We also have a Scheme with Highway for modified and performance vehicles. They were actually bought out by LV insurance a few years and the service they offer is top notch. The cover is excellent as well.

We know Gary at Keith Michaels through the Subaru Scene as well and he is a Top Guy.


----------



## gtr_vspec (Nov 12, 2009)

I was always with Highway through my VW modding days, and loved them. They were great. The brokers I used were HIC to begin with, and then Brentacre.

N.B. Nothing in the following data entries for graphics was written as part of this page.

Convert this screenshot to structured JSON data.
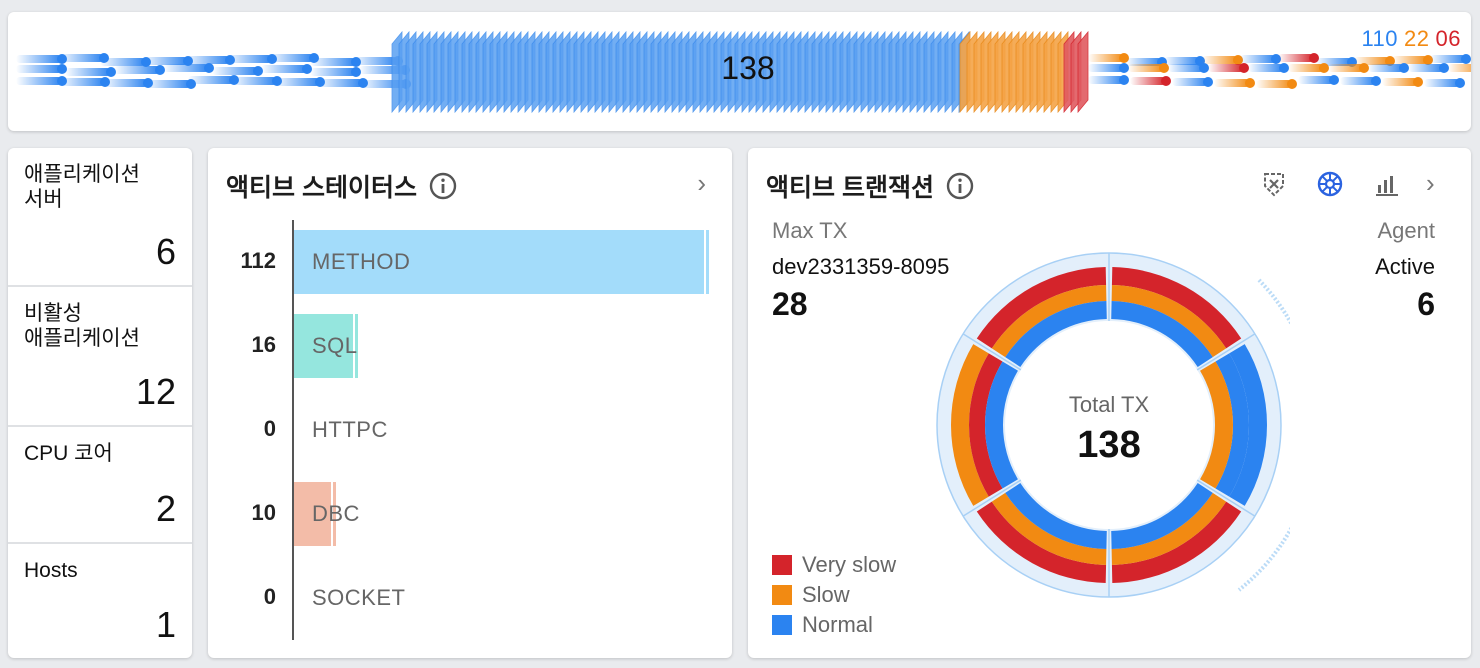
{
  "speed_bar": {
    "total": "138",
    "normal_count": "110",
    "slow_count": "22",
    "very_slow_count": "06",
    "colors": {
      "normal": "#2b83f0",
      "slow": "#f28a12",
      "very_slow": "#d4242b"
    }
  },
  "stats": [
    {
      "label": "애플리케이션\n서버",
      "value": "6"
    },
    {
      "label": "비활성\n애플리케이션",
      "value": "12"
    },
    {
      "label": "CPU 코어",
      "value": "2"
    },
    {
      "label": "Hosts",
      "value": "1"
    }
  ],
  "active_status": {
    "title": "액티브 스테이터스",
    "rows": [
      {
        "name": "METHOD",
        "count": "112",
        "value": 112,
        "color": "#a3dcfa"
      },
      {
        "name": "SQL",
        "count": "16",
        "value": 16,
        "color": "#95e6de"
      },
      {
        "name": "HTTPC",
        "count": "0",
        "value": 0,
        "color": "#cccccc"
      },
      {
        "name": "DBC",
        "count": "10",
        "value": 10,
        "color": "#f3bca8"
      },
      {
        "name": "SOCKET",
        "count": "0",
        "value": 0,
        "color": "#cccccc"
      }
    ]
  },
  "active_transaction": {
    "title": "액티브 트랜잭션",
    "max_tx_label": "Max TX",
    "max_tx_agent": "dev2331359-8095",
    "max_tx_value": "28",
    "agent_label": "Agent",
    "agent_status": "Active",
    "agent_value": "6",
    "total_label": "Total TX",
    "total_value": "138",
    "legend": [
      {
        "label": "Very slow",
        "color": "#d4242b"
      },
      {
        "label": "Slow",
        "color": "#f28a12"
      },
      {
        "label": "Normal",
        "color": "#2b83f0"
      }
    ],
    "icons": [
      "shield-x-icon",
      "helm-icon",
      "bar-chart-icon",
      "chevron-right-icon"
    ]
  }
}
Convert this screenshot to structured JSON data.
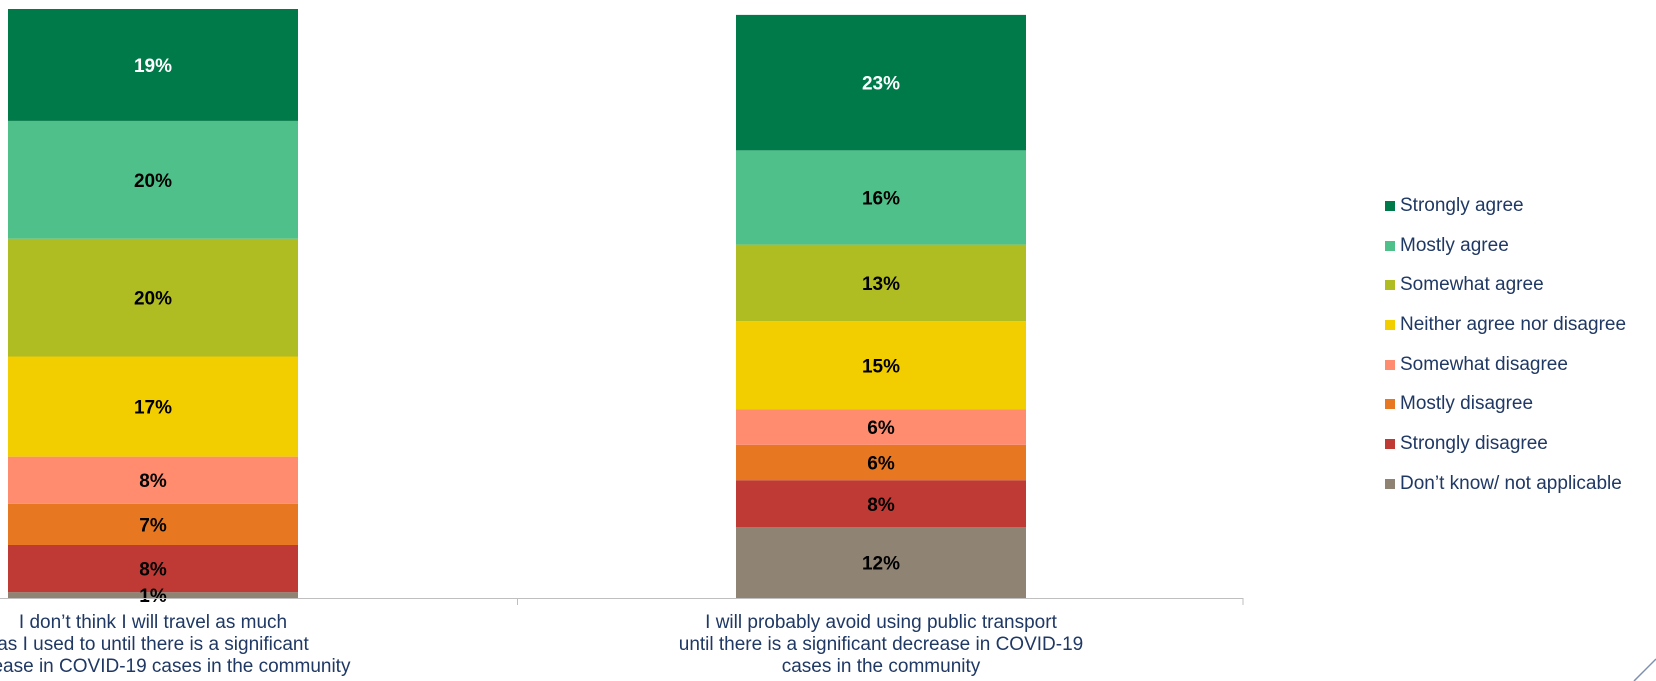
{
  "chart_data": {
    "type": "bar",
    "stacked": true,
    "orientation": "vertical",
    "categories": [
      "I don’t think I will travel as much as I used to until there is a significant decrease in COVID-19 cases in the community",
      "I will probably avoid using public transport until there is a significant decrease in COVID-19 cases in the community"
    ],
    "series": [
      {
        "name": "Don’t know/ not applicable",
        "color": "#8f8373",
        "values": [
          1,
          12
        ],
        "labels": [
          "1%",
          "12%"
        ]
      },
      {
        "name": "Strongly disagree",
        "color": "#bf3a35",
        "values": [
          8,
          8
        ],
        "labels": [
          "8%",
          "8%"
        ]
      },
      {
        "name": "Mostly disagree",
        "color": "#e87722",
        "values": [
          7,
          6
        ],
        "labels": [
          "7%",
          "6%"
        ]
      },
      {
        "name": "Somewhat disagree",
        "color": "#ff8c6e",
        "values": [
          8,
          6
        ],
        "labels": [
          "8%",
          "6%"
        ]
      },
      {
        "name": "Neither agree nor disagree",
        "color": "#f2cd00",
        "values": [
          17,
          15
        ],
        "labels": [
          "17%",
          "15%"
        ]
      },
      {
        "name": "Somewhat agree",
        "color": "#b0bd22",
        "values": [
          20,
          13
        ],
        "labels": [
          "20%",
          "13%"
        ]
      },
      {
        "name": "Mostly agree",
        "color": "#50c08a",
        "values": [
          20,
          16
        ],
        "labels": [
          "20%",
          "16%"
        ]
      },
      {
        "name": "Strongly agree",
        "color": "#007a48",
        "values": [
          19,
          23
        ],
        "labels": [
          "19%",
          "23%"
        ]
      }
    ],
    "title": "",
    "xlabel": "",
    "ylabel": "",
    "ylim": [
      0,
      100
    ],
    "grid": false,
    "legend_position": "right"
  },
  "category_labels": [
    "I don’t think I will travel as much\nas I used to until there is a significant\ndecrease in COVID-19 cases in the community",
    "I will probably avoid using public transport\nuntil there is a significant decrease in COVID-19\ncases in the community"
  ],
  "legend": [
    {
      "label": "Strongly agree",
      "color": "#007a48"
    },
    {
      "label": "Mostly agree",
      "color": "#50c08a"
    },
    {
      "label": "Somewhat agree",
      "color": "#b0bd22"
    },
    {
      "label": "Neither agree nor disagree",
      "color": "#f2cd00"
    },
    {
      "label": "Somewhat disagree",
      "color": "#ff8c6e"
    },
    {
      "label": "Mostly disagree",
      "color": "#e87722"
    },
    {
      "label": "Strongly disagree",
      "color": "#bf3a35"
    },
    {
      "label": "Don’t know/ not applicable",
      "color": "#8f8373"
    }
  ],
  "colors": {
    "axis": "#bfbfbf",
    "label_text": "#1f3864",
    "light_label": "#ffffff",
    "dark_label": "#000000"
  },
  "corner_mark_icon": "diagonal-line-icon"
}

Brentacre said Highway wouldn't touch the Skyline so I'm interested to know if they were lying - i.e. whether it was Highway or actually Brentacre that wouldn't touch the Skyline.

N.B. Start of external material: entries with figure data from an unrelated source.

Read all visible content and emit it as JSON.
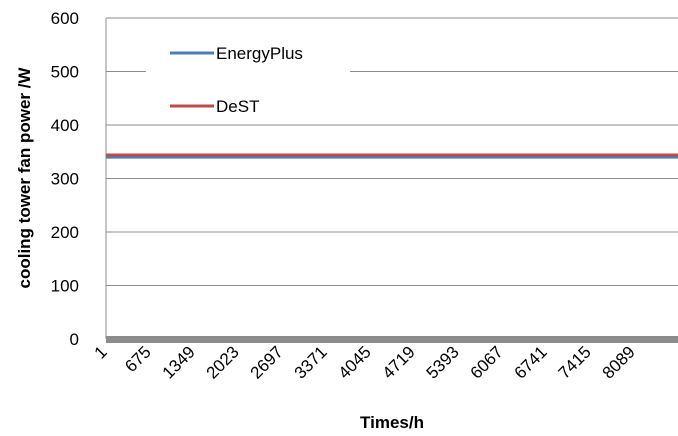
{
  "chart_data": {
    "type": "line",
    "xlabel": "Times/h",
    "ylabel": "cooling tower fan power /W",
    "ylim": [
      0,
      600
    ],
    "yticks": [
      0,
      100,
      200,
      300,
      400,
      500,
      600
    ],
    "x_ticks": [
      "1",
      "675",
      "1349",
      "2023",
      "2697",
      "3371",
      "4045",
      "4719",
      "5393",
      "6067",
      "6741",
      "7415",
      "8089"
    ],
    "xlim": [
      1,
      8760
    ],
    "grid": "horizontal",
    "legend_position": "top-left",
    "series": [
      {
        "name": "EnergyPlus",
        "color": "#4a7ebb",
        "x": [
          1,
          8760
        ],
        "values": [
          340,
          340
        ]
      },
      {
        "name": "DeST",
        "color": "#be4b48",
        "x": [
          1,
          8760
        ],
        "values": [
          344,
          344
        ]
      }
    ]
  }
}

Another thing that happened to me was that I originally got a quote for the Skyline from A-Plan, but then once I'd bought the car, they decided my stage 1 GTR was somehow "too modified". I'm willing to pay (slightly) over the odds for the knowledge that I can call up with over 200bhp more, and many extra mods, and still have cover, and this is what I believe I have found with Sky (tried and tested in fact).

Neil - with your Highway policy, would the above be OK? Are there any limits/restrictions? Very interested in going back to Highway if it's possible and there are no catches.


----------



## [email protected] (Nov 21, 2007)

gtr_vspec said:


> Neil - with your Highway policy, would the above be OK? Are there any limits/restrictions? Very interested in going back to Highway if it's possible and there are no catches.


Hi

Every Broker will have different schemes with the insurers as we all target different vehicles. For example Brentacre can quote drivers under 21 whereas we dont. So on the reverse there will be vehicle models that we quote that Brentacre dont and vice-versa.

We actually have 4 underwriters that quote Skylines so have quite a bit of choice when it comes to prices.

Best Regards
Neil
Greenlight


----------



## Keith Michaels (Apr 3, 2009)

ITSt said:


> So a strong recommendation for Keith Michaels, Highway Insurance and of course Kennedy Coachworks :thumbsup:


Hi ITSt, 

I know I'm a bit late picking this up but thanks for your kind words, I'm glad you're happy with ours and Highway's service. 

It's good to hear you're back on the road again too! 

Be safe, 

Matt


----------